“Historic moment:” Today, the FDA gave Biogen’s investigational Alzheimer’s drug aducanumab its approval, with the requirement that they conduct a post-approval trial.
In a historic milestone for Alzheimer’s treatment, the federal government today overrode objections from many researchers and gave accelerated approval to a controversial drug for treating Alzheimer’s. The approval of Biogen’s aducanumab marks the first time the government has approved a treatment that attacks the underlying causes of Alzheimer’s. It was the first new drug of any kind to win approval for treating Alzheimer’s in two decades,
The FDA conditioned its approval on a new post-approval large clinical study. The agency said that if the drug does not live up to its preliminary data, it could be removed from the market.
In announcing the decision, the FDA said it was quite aware of the controversy surrounding aducanumab, which it termed Aduhelm. In a statement, Dr. Patrizia Cavazzoni, Director, FDA Center for Drug Evaluation and Research, said that although the data surrounding aducanumab is complicated, “the FDA has determined that there is substantial evidence that Aduhelm reduces amyloid beta plaques in the brain and that the reduction in these plaques is reasonably likely to predict important benefits to patients.”
“Patients with Alzheimer’s disease have an important and critical new treatment to help combat this disease,” she said.
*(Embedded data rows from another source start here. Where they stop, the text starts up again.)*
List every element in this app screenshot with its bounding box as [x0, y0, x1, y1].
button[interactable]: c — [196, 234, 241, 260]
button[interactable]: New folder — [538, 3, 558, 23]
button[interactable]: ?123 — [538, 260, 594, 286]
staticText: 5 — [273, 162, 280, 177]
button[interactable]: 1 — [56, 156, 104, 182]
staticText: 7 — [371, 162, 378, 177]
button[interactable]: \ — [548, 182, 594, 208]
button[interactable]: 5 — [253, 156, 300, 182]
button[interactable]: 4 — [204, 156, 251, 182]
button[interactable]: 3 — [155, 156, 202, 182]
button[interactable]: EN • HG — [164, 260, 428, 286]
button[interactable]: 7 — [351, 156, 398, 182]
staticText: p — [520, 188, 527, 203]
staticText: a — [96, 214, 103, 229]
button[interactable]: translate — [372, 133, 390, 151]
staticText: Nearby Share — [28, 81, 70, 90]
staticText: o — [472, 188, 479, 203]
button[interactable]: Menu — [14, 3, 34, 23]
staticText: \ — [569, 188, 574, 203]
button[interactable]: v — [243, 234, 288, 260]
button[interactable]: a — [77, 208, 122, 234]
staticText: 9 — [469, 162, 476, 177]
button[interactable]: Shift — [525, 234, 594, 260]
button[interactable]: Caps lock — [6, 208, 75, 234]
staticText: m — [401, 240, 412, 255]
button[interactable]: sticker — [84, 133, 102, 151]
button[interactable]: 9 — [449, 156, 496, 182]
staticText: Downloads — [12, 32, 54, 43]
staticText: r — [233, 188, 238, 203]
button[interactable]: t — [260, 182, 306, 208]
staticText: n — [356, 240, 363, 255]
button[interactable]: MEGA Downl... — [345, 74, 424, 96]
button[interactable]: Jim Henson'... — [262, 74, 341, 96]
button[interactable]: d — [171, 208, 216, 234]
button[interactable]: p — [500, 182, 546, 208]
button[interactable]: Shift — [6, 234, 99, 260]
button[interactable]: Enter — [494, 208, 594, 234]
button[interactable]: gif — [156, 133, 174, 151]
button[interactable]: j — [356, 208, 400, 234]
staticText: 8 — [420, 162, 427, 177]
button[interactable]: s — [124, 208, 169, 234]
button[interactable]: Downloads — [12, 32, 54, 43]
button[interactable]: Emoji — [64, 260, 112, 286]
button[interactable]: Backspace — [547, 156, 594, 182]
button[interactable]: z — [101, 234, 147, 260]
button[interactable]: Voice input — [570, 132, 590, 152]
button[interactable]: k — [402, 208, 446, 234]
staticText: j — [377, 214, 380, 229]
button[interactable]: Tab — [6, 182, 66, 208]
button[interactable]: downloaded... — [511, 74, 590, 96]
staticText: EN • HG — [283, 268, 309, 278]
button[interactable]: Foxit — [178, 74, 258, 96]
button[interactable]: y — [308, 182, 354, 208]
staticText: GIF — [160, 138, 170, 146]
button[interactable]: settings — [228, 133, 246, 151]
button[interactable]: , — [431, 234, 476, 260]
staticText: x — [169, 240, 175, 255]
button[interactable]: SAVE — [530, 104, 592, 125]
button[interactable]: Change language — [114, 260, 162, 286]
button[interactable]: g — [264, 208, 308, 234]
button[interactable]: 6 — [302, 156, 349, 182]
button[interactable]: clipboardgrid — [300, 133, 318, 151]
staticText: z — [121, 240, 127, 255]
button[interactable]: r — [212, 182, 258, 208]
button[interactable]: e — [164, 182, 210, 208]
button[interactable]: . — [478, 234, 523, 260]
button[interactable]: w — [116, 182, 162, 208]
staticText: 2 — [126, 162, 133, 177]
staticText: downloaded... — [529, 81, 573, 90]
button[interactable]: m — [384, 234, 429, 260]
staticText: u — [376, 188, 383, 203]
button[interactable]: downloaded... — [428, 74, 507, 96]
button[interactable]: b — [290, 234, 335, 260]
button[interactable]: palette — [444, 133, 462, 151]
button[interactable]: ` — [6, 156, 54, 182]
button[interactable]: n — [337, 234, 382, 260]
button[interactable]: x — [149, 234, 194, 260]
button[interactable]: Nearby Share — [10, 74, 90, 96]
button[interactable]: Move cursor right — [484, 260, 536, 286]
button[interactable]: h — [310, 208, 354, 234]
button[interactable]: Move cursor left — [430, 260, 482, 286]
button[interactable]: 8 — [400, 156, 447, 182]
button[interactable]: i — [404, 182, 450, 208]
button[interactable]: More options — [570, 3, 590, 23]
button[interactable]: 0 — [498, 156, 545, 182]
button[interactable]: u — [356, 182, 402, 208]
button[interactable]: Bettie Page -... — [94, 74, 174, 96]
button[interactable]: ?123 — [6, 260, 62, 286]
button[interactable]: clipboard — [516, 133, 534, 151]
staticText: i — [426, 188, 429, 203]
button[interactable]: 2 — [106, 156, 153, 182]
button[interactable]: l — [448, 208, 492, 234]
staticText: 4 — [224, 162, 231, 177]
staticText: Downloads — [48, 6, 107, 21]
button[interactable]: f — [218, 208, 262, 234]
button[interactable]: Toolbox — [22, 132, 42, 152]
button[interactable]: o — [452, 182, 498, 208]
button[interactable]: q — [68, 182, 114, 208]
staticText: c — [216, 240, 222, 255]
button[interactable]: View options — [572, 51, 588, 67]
The FDA did say that it was requiring Biogen to conduct a post-approval clinical trial to verify the drug’s clinical benefit.
Biogen called the FDA announcement a “historic moment” and said it represents the “culmination of more than a decade of groundbreaking research in the complex field of Alzheimer’s disease.”
“We believe this first-in-class medicine will transform the treatment of people living with Alzheimer’s disease and spark continuous innovation in the years to come,” Biogen Chief Executive Officer Michel Vounatsos said. “We are grateful for the contributions of thousands of patients and caregivers who participated in our clinical trials, as well as for the dedication of our scientists and researchers.”
Dr. Michael Carome, director of Public Citizen’s Health Research Group, said the decision is a “stunning disregard for science and eviscerates the agency’s standards for approving new drugs.”
“Because of this reckless action, the agency’s credibility has been irreparably damaged,” Carome said, adding that the decision should be investigated by the Inspector General for the Department of Health and Human Services.
“Approving aducanumab despite the lack of evidence of effectiveness plus the well-documented risk of serious harm will raise false hope for millions of Alzheimer’s patients and their families, potentially bankrupt the Medicare program because of the drug’s projected exorbitant price and impede for years the development of other experimental treatments for the disease,” Carome said.
Jeff Borghoff, who was a participant in the aducanumab trial for five years, said he was sitting on his porch this morning, nervously refreshing the FDA website. “I prepared myself for this day knowing that if the medication is approved there will be many more years with my wife and family,” he told Being Patient. “And now my family and I have a lot to celebrate.”
“A celebration for more than 6 million people who are living with Alzheimer’s disease and their families and caregivers,” he added. “This is the beginning of a new era. My wife just told me ‘We’re going to have you longer’ as we embraced.”
The Alzheimer’s Association said it welcomes and “celebrates” the FDA’s decision, adding that it will do “everything in its power to ensure access to the drug and requisite tests for all who will benefit.”
“This is the beginning of a new
era. My wife just told me ‘We’re going to
have you longer’ as we embraced.”
“One of our highest priorities will be eliminating barriers to access,” said Dr. Maria Carrillo, the association’s chief medical officer. “We know this is just the beginning of more meaningful treatment advances,” she added.
“We must advance effective treatment options for diverse populations living in all stages of Alzheimer’s and other dementia. And we must address Alzheimer’s through multiple pathways — more than just amyloid — with an eye toward effective combination therapies that work at different stages of the disease, pharmacological and non-pharmacological.”
Patient advocates Jim and Geri Taylor also said they were delighted with the news. Geri is a long-time trial participant. “We know that this joy is shared throughout the Alzheimer’s community,” the Taylors told Being Patient. “The news re-enforces the benefits of increased investment in research and the need for greater participation in clinical trials.”
“Until today, all we had was hope,” the couple added. “Now we have an approved disease modifying therapy.”
The decision foreshadows a new set of challenges: George Vradenburg, chairman and co-founder, of UsAgainstAlzheimer’s, called the FDA decision a “dramatic turning point” in the fight against Alzheimer’s. “Hope will replace despair for many families in the early stages of the disease,” he said. However, he added that his organization is very concerned about the ability of patients to gain access to aducanumab.
“We intend to work with Biogen and Medicare to make access to this drug affordable for every American who needs it,” Vradenburg said.
Aducanumab’s tumultuous drug-development journey
Following the story of aducanumab has been a rollercoaster ride of optimism and disappointment — for researchers and drugmakers, for the Alzheimer’s community, and especially for the drug’s own trial participants, some of whom feel that the drug has been effective in slowing neurodegeneration.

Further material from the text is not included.